If you're new to the blog, please scroll all the way back to the beginning so that you can follow along with what's happened so far. Thanks for keeping company with me on this journey.


Wesley started having trouble keeping the engine from killing whenever we had to slow down. He grew uncharacteristically quiet, the better to listen closely to what was going on under the hood. The problem seemed to right itself for a while, but then, an hour north of town, the engine simply quit. Fortunately, we were very near a gas station, and Wesley was able to coast the bus off the road, up onto the grass just beyond the entrance. He apologized profusely and promised us a replacement bus would come soon.

He phoned Kumasi, and then we piled out onto the shoulder of the road in a light rain. Everyone pitched in to help offload the luggage. People bought snacks from the service station; used the bathroom; crowded in together under the shelter of the service kiosks – which was fine, because no customers needed access to the pumps anyway. The station was completely out of gas.

We huddled together in small groups and chatted quietly while we waited… and waited… Wesley looked under the hood and cursed; then held court with a small group of passengers, loosing a torrent of complaint about the STC. A business man who was not a charter member of Wesley’s fan club leaned into me and said, “Oh, my, you see how he plays the victim now. I’m sure the STC mechanics knew when we left that this bus had only a fifty percent chance of making it to Tamale at best. But the thing is, I’m sure our driver knew it too. Whatever’s wrong, I assure you it was completely foreseeable, but they just didn’t take care of it, you see? And so now, here we are.”

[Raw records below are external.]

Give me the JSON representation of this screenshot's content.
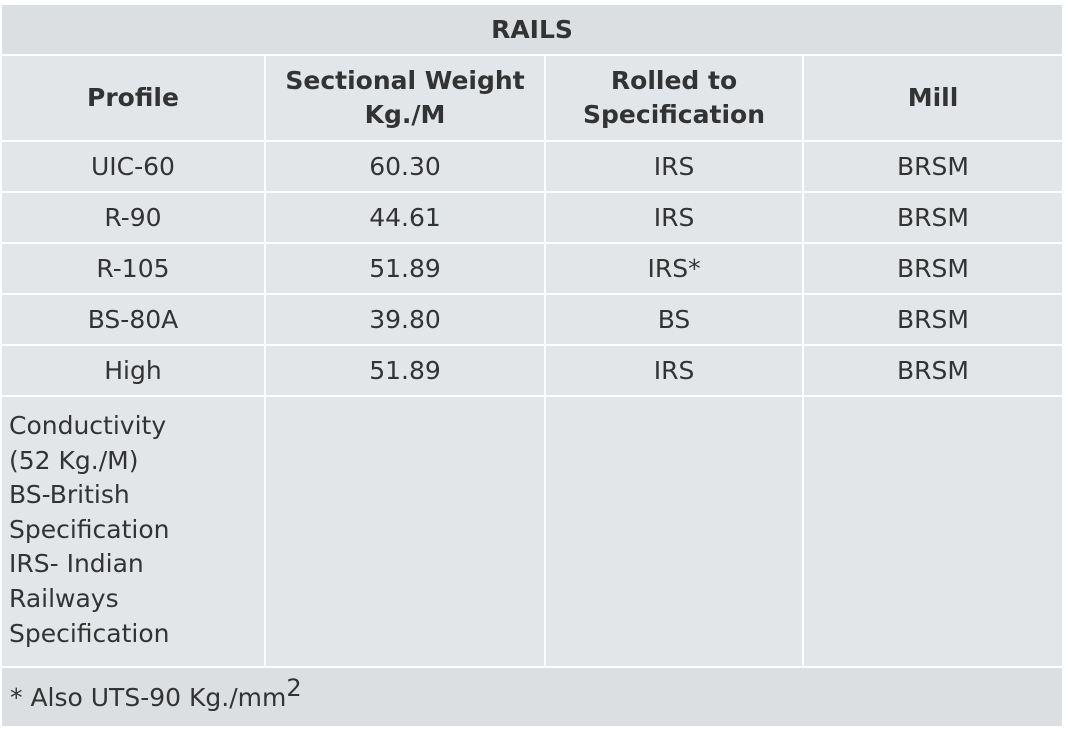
{
  "table": {
    "title": "RAILS",
    "headers": [
      [
        "Profile"
      ],
      [
        "Sectional Weight",
        "Kg./M"
      ],
      [
        "Rolled to",
        "Specification"
      ],
      [
        "Mill"
      ]
    ],
    "rows": [
      [
        "UIC-60",
        "60.30",
        "IRS",
        "BRSM"
      ],
      [
        "R-90",
        "44.61",
        "IRS",
        "BRSM"
      ],
      [
        "R-105",
        "51.89",
        "IRS*",
        "BRSM"
      ],
      [
        "BS-80A",
        "39.80",
        "BS",
        "BRSM"
      ],
      [
        "High",
        "51.89",
        "IRS",
        "BRSM"
      ]
    ],
    "notes": [
      "Conductivity",
      "(52 Kg./M)",
      "BS-British",
      "Specification",
      "IRS- Indian",
      "Railways",
      "Specification"
    ],
    "footnote": {
      "text": "* Also UTS-90 Kg./mm",
      "superscript": "2"
    }
  }
}
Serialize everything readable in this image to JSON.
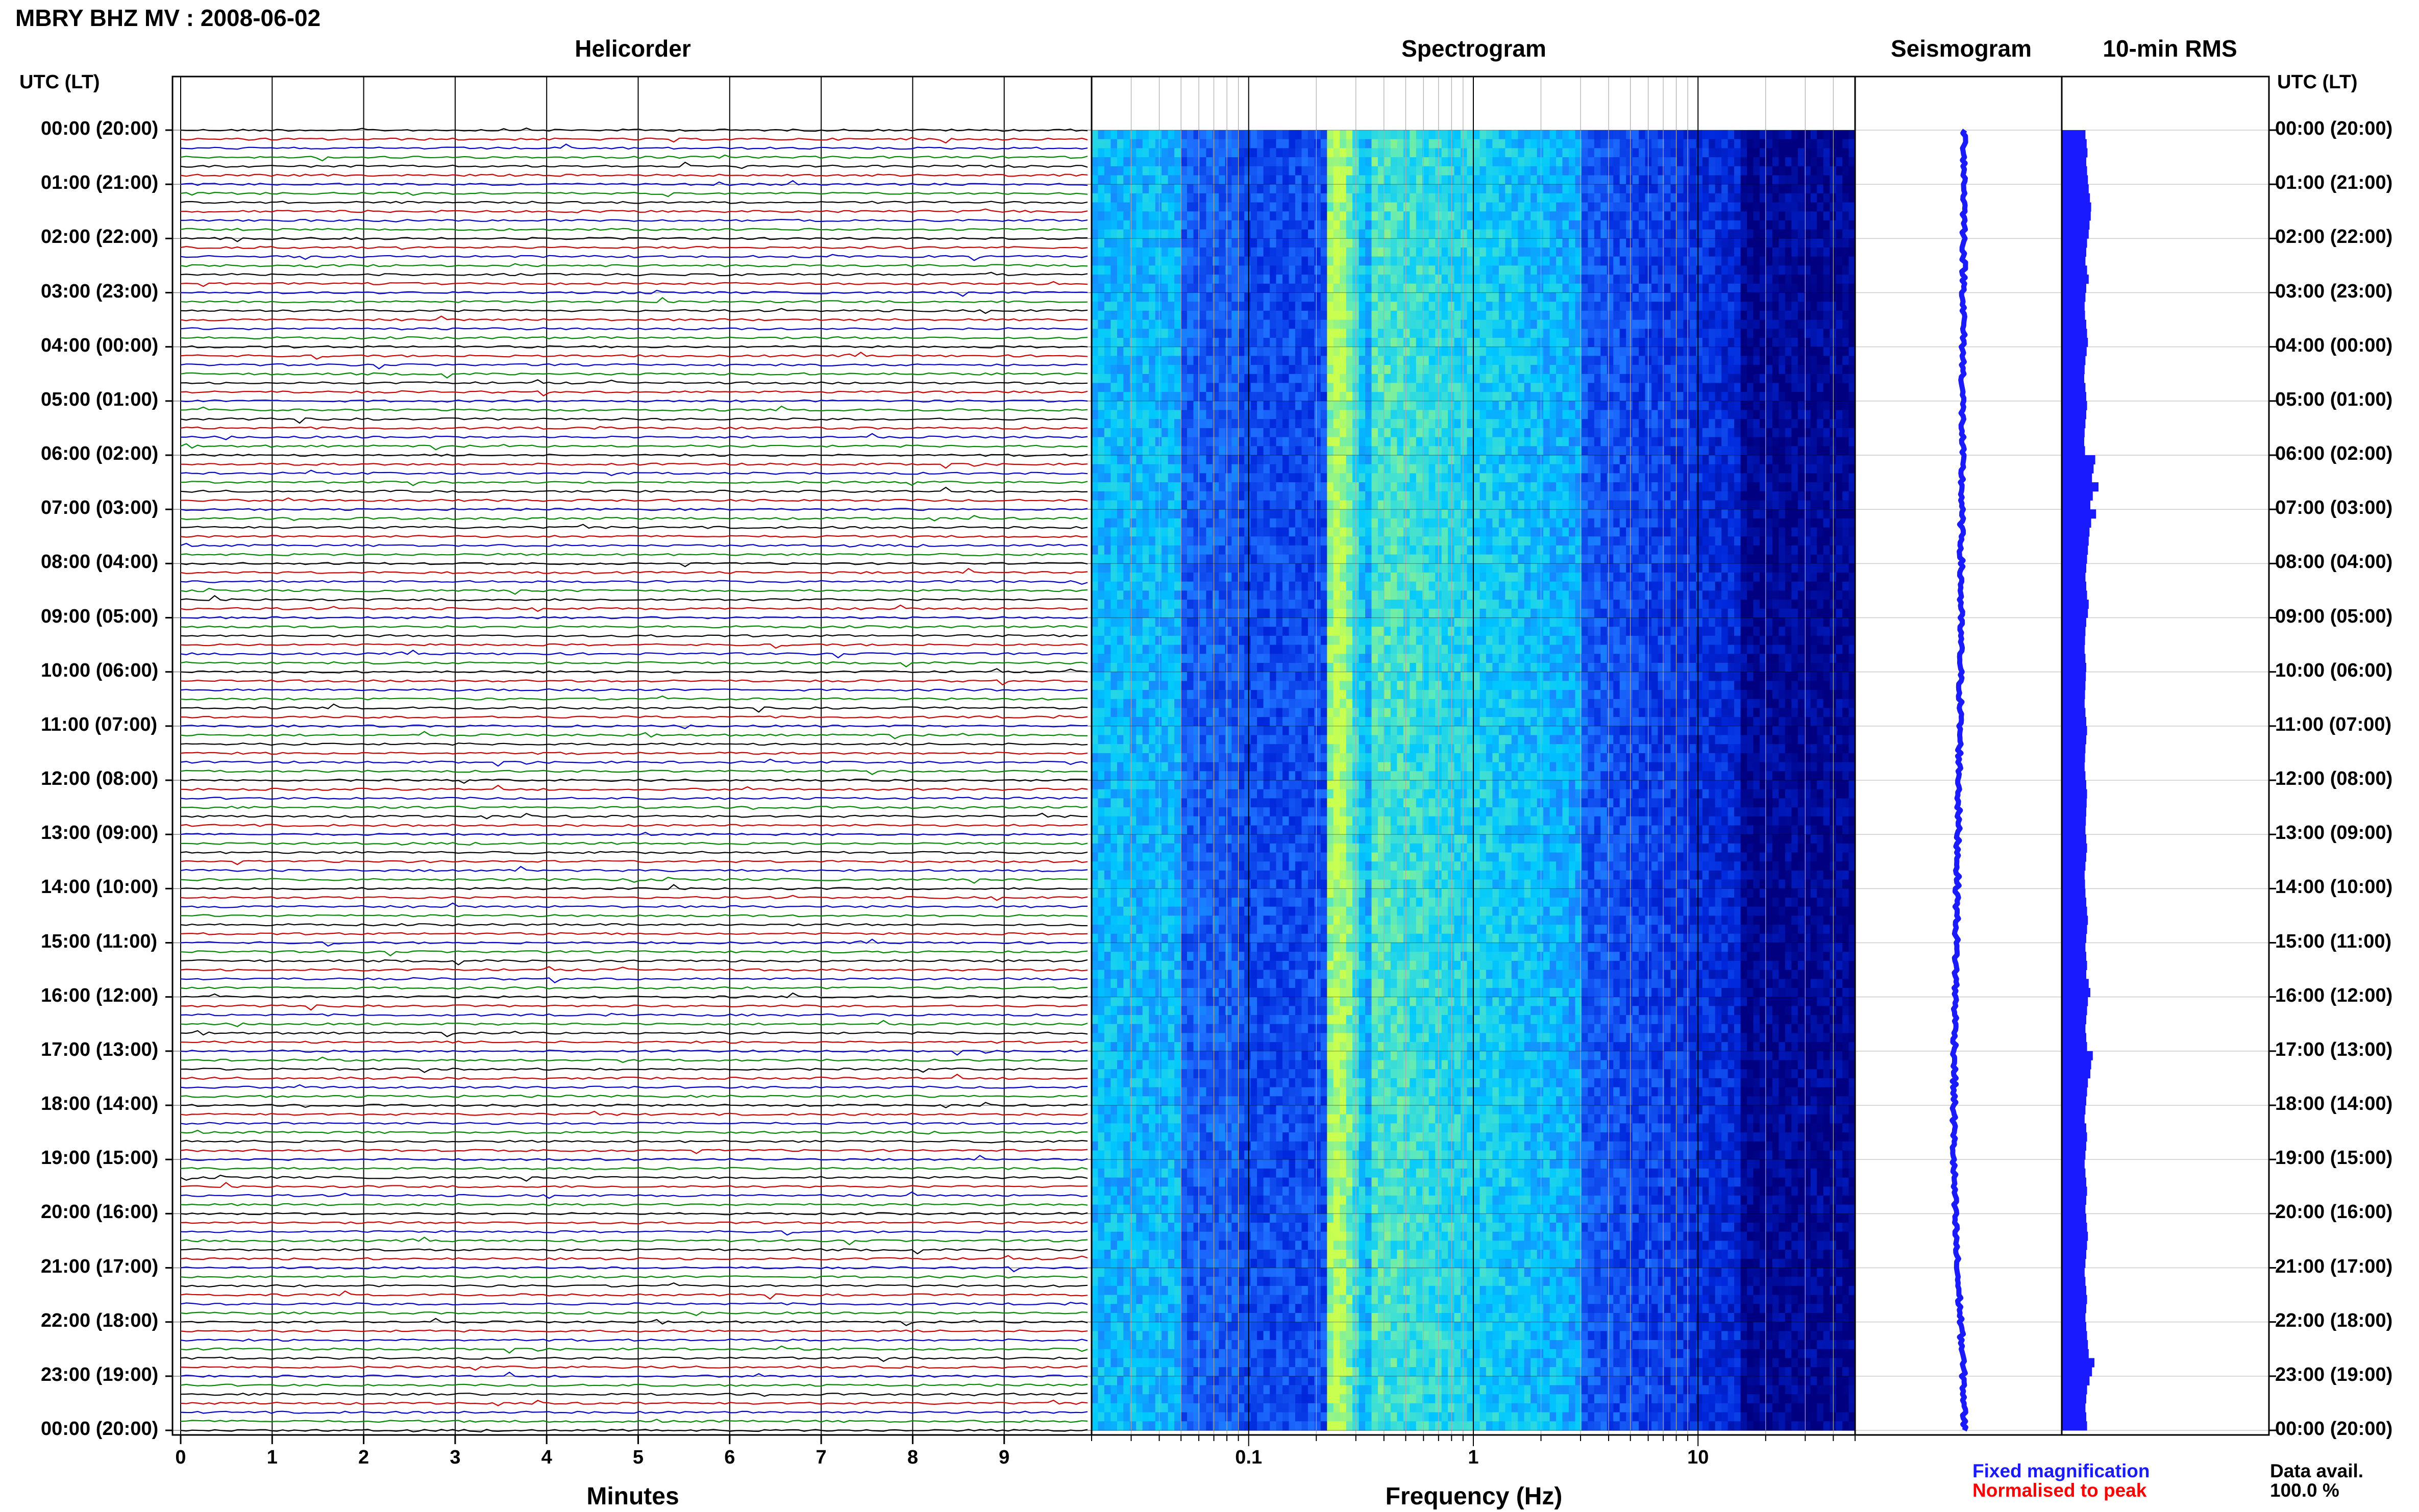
{
  "header": {
    "title": "MBRY BHZ MV : 2008-06-02"
  },
  "panels": {
    "helicorder": "Helicorder",
    "spectrogram": "Spectrogram",
    "seismogram": "Seismogram",
    "rms": "10-min RMS"
  },
  "axis": {
    "utc_label_left": "UTC (LT)",
    "utc_label_right": "UTC (LT)",
    "minutes_label": "Minutes",
    "frequency_label": "Frequency (Hz)"
  },
  "footer": {
    "legend_fixed": "Fixed magnification",
    "legend_normalised": "Normalised to peak",
    "data_avail_label": "Data avail.",
    "data_avail_value": "100.0 %"
  },
  "colors": {
    "fixed": "#1a1aff",
    "normalised": "#ff0000",
    "trace_cycle": [
      "#000000",
      "#cc0000",
      "#0000cc",
      "#008800"
    ],
    "spectrogram_low": "#000080",
    "spectrogram_high": "#c8ff50"
  },
  "chart_data": [
    {
      "type": "line",
      "name": "helicorder",
      "title": "Helicorder",
      "xlabel": "Minutes",
      "ylabel": "UTC (LT)",
      "xlim": [
        0,
        10
      ],
      "x_ticks": [
        "0",
        "1",
        "2",
        "3",
        "4",
        "5",
        "6",
        "7",
        "8",
        "9"
      ],
      "time_labels": [
        "00:00 (20:00)",
        "01:00 (21:00)",
        "02:00 (22:00)",
        "03:00 (23:00)",
        "04:00 (00:00)",
        "05:00 (01:00)",
        "06:00 (02:00)",
        "07:00 (03:00)",
        "08:00 (04:00)",
        "09:00 (05:00)",
        "10:00 (06:00)",
        "11:00 (07:00)",
        "12:00 (08:00)",
        "13:00 (09:00)",
        "14:00 (10:00)",
        "15:00 (11:00)",
        "16:00 (12:00)",
        "17:00 (13:00)",
        "18:00 (14:00)",
        "19:00 (15:00)",
        "20:00 (16:00)",
        "21:00 (17:00)",
        "22:00 (18:00)",
        "23:00 (19:00)",
        "00:00 (20:00)"
      ],
      "lines_per_hour": 6,
      "line_minutes": 10,
      "grid": true
    },
    {
      "type": "heatmap",
      "name": "spectrogram",
      "title": "Spectrogram",
      "xlabel": "Frequency (Hz)",
      "x_scale": "log",
      "xlim": [
        0.02,
        50
      ],
      "x_ticks": [
        0.1,
        1,
        10
      ],
      "x_tick_labels": [
        "0.1",
        "1",
        "10"
      ],
      "peak_frequency": 0.25,
      "rows": 144
    },
    {
      "type": "line",
      "name": "seismogram",
      "title": "Seismogram",
      "values_per_hour": [
        0.4,
        0.4,
        0.38,
        0.36,
        0.33,
        0.3,
        0.28,
        0.25,
        0.22,
        0.2,
        0.18,
        0.16,
        0.1,
        0.05,
        0.0,
        -0.05,
        -0.1,
        -0.14,
        -0.18,
        -0.2,
        -0.12,
        0.0,
        0.2,
        0.35,
        0.4
      ]
    },
    {
      "type": "bar",
      "name": "rms",
      "title": "10-min RMS",
      "orientation": "horizontal",
      "values": [
        0.58,
        0.61,
        0.63,
        0.6,
        0.62,
        0.64,
        0.66,
        0.69,
        0.72,
        0.71,
        0.68,
        0.66,
        0.62,
        0.6,
        0.58,
        0.62,
        0.66,
        0.6,
        0.58,
        0.56,
        0.57,
        0.6,
        0.62,
        0.64,
        0.61,
        0.58,
        0.56,
        0.55,
        0.58,
        0.6,
        0.62,
        0.6,
        0.58,
        0.56,
        0.55,
        0.57,
        0.82,
        0.78,
        0.74,
        0.9,
        0.76,
        0.7,
        0.84,
        0.72,
        0.68,
        0.66,
        0.64,
        0.62,
        0.6,
        0.58,
        0.6,
        0.62,
        0.66,
        0.64,
        0.6,
        0.58,
        0.57,
        0.56,
        0.58,
        0.6,
        0.59,
        0.58,
        0.57,
        0.56,
        0.58,
        0.6,
        0.62,
        0.6,
        0.58,
        0.57,
        0.56,
        0.58,
        0.6,
        0.62,
        0.61,
        0.6,
        0.59,
        0.58,
        0.6,
        0.62,
        0.6,
        0.58,
        0.56,
        0.57,
        0.58,
        0.6,
        0.62,
        0.64,
        0.62,
        0.6,
        0.58,
        0.6,
        0.62,
        0.6,
        0.66,
        0.7,
        0.64,
        0.62,
        0.6,
        0.58,
        0.6,
        0.62,
        0.76,
        0.72,
        0.7,
        0.64,
        0.62,
        0.6,
        0.58,
        0.56,
        0.6,
        0.62,
        0.6,
        0.58,
        0.56,
        0.58,
        0.6,
        0.62,
        0.6,
        0.58,
        0.6,
        0.62,
        0.64,
        0.62,
        0.6,
        0.58,
        0.56,
        0.58,
        0.6,
        0.62,
        0.6,
        0.58,
        0.6,
        0.62,
        0.64,
        0.66,
        0.8,
        0.74,
        0.68,
        0.62,
        0.6,
        0.58,
        0.6,
        0.62
      ]
    }
  ]
}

I spotted another STC bus headed in our direction. I said, to no one in particular, “Hey… looks like maybe here comes our chariot now. This wasn’t so bad.” A young, dreadlocked man behind me chuckled, “Not yet. This be Ghana, oh.”[1] It’s a refrain uttered by millions of people, millions of times a day. Every nation has a national flag; a national anthem; most even have an official national flower and a bird too. But not every nation has an official national sigh of futility and resignation. Ghana does.

Sure enough, it was another hour before we were back on our way. It was a true first class bus this time. The new driver wasn’t a showman like Wesley, but he was pleasant enough. And at least this time, David and I could sit together. The good things about first class were the air conditioning and the comfier seats; the bad things: lousy Nigerian gangster movies and an even lousier sound system only capable of two settings – loud, or off. So, for the next seven and half hours, those of us who weren’t following the action of the movies had to shout just to carry on a conversation with our neighbors. Still, there were people who closed their eyes and managed to nap. Even though I usually can’t sleep well in my seat while I travel, I was tired enough to think that maybe I could pull off that feat myself this time. I tried, and was soon rewarded with a brief period of sweet, badly-needed sleep – not quality sleep, for sure, but enough to take the edge off. And when I awoke, it was as if we had arrived in some other country.

[1] In Twi, the most widely spoken and understood language in Ghana, “oh” is often added to the end of a phrase for no particular reason… like the “eh?” is used in Canada.